Walk2, a gentle walk. Starting from the car park, head back down the road for a short distance, then turn right on a road way, past a quaint cottage and over a bridge. Just past the bridge, up a short hill, you will see a gateway on your left for Schoenstatt. Open the gate and walk through, it's public access. Just before you reach the house a pathway goes off to the left and crosses the burn on a wooden footbridge. Follow this path over the bridge and along past the burn until you come to the front entrance to the house. Here, I stopped and turned back, but this path leads down to the John Muir way which crosses Scotland east to west.
There are many walking options from this car park, either of the walks described can be extended, and there are other marked pathways leading off.

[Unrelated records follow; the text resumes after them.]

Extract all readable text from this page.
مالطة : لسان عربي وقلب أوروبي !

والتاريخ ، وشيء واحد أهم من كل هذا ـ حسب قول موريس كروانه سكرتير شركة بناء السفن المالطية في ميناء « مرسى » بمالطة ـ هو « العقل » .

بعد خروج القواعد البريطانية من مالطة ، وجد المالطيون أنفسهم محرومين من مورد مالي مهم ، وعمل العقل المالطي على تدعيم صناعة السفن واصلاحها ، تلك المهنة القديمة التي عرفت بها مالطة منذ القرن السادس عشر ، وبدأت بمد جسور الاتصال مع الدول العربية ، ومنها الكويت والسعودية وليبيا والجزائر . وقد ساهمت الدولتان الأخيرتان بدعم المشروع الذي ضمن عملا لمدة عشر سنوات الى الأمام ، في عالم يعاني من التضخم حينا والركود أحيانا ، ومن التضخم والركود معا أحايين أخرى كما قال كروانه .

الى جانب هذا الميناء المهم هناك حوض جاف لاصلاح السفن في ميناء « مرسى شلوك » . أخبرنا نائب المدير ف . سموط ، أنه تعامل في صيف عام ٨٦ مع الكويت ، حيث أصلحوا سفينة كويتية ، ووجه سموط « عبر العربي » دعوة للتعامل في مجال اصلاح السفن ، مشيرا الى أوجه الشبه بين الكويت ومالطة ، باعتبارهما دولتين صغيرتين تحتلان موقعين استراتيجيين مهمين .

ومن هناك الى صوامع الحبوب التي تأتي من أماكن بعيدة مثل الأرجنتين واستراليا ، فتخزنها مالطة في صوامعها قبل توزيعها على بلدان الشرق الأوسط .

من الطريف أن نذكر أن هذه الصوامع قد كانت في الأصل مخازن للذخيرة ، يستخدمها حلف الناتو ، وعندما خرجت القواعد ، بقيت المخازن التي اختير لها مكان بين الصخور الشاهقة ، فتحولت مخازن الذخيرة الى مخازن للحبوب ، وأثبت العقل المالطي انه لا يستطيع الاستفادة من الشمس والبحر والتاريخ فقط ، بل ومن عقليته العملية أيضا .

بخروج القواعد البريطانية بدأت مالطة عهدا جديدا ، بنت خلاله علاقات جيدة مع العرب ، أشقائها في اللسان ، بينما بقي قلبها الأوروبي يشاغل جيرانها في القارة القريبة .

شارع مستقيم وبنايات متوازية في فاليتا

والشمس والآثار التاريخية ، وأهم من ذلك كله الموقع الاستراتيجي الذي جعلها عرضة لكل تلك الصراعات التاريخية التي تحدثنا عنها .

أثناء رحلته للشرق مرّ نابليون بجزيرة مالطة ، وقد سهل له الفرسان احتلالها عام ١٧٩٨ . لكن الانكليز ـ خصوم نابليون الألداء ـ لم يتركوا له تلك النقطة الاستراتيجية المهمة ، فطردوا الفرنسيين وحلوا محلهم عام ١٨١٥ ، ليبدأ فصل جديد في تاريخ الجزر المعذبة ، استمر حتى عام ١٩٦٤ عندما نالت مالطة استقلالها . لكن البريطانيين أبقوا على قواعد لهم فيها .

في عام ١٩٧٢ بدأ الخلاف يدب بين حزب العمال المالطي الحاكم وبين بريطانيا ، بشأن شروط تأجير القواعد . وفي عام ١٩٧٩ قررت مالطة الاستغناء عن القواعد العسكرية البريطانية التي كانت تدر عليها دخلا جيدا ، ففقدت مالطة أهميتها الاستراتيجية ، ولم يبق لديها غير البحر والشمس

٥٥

Please page or swipe round the images in the gallery.
The name Campsie derives from two old Gaelic words meaning 'crooked fairy hill'. Clachan comes from Saint Machan, who brought Christianity into the area in the Dark Ages. He was buried on the site of the old church behind the tea room.
The original house at Schoenstatt was called Ballencleroch house and was built in the 13th century. It burned down in in 1982. In the 1600s, a certain Hugh McFarlan fought a duel in the grounds of Ballencleroch house and killed his opponent, a member of the Stirling Family. For many years afterwards, the ghost of young Stirling wandered around beside the chestnut trees under which the duel was fought. One of those trees still survives in the grounds, the other blew over in a storm and its trunk lies on the ground. A rusty rapier and a short dirk were found near the trees and it is supposed that they were used in the duel.
The house was rebuilt and became a retreat and conference centre run by the Schoenstatt Sisters of Mary. There is a shrine dedicated to Our Lady of Schoenstatt in the grounds which is often visited by pilgrims. If you are looking for a bit of peace and solitude, then it is possible to stay in the retreat.
A public toilet is available, which costs £2 to use. The cafe also has a toilet but they charge £2 unless you are eating and drinking in the cafe, in which case it is 'free to pee'.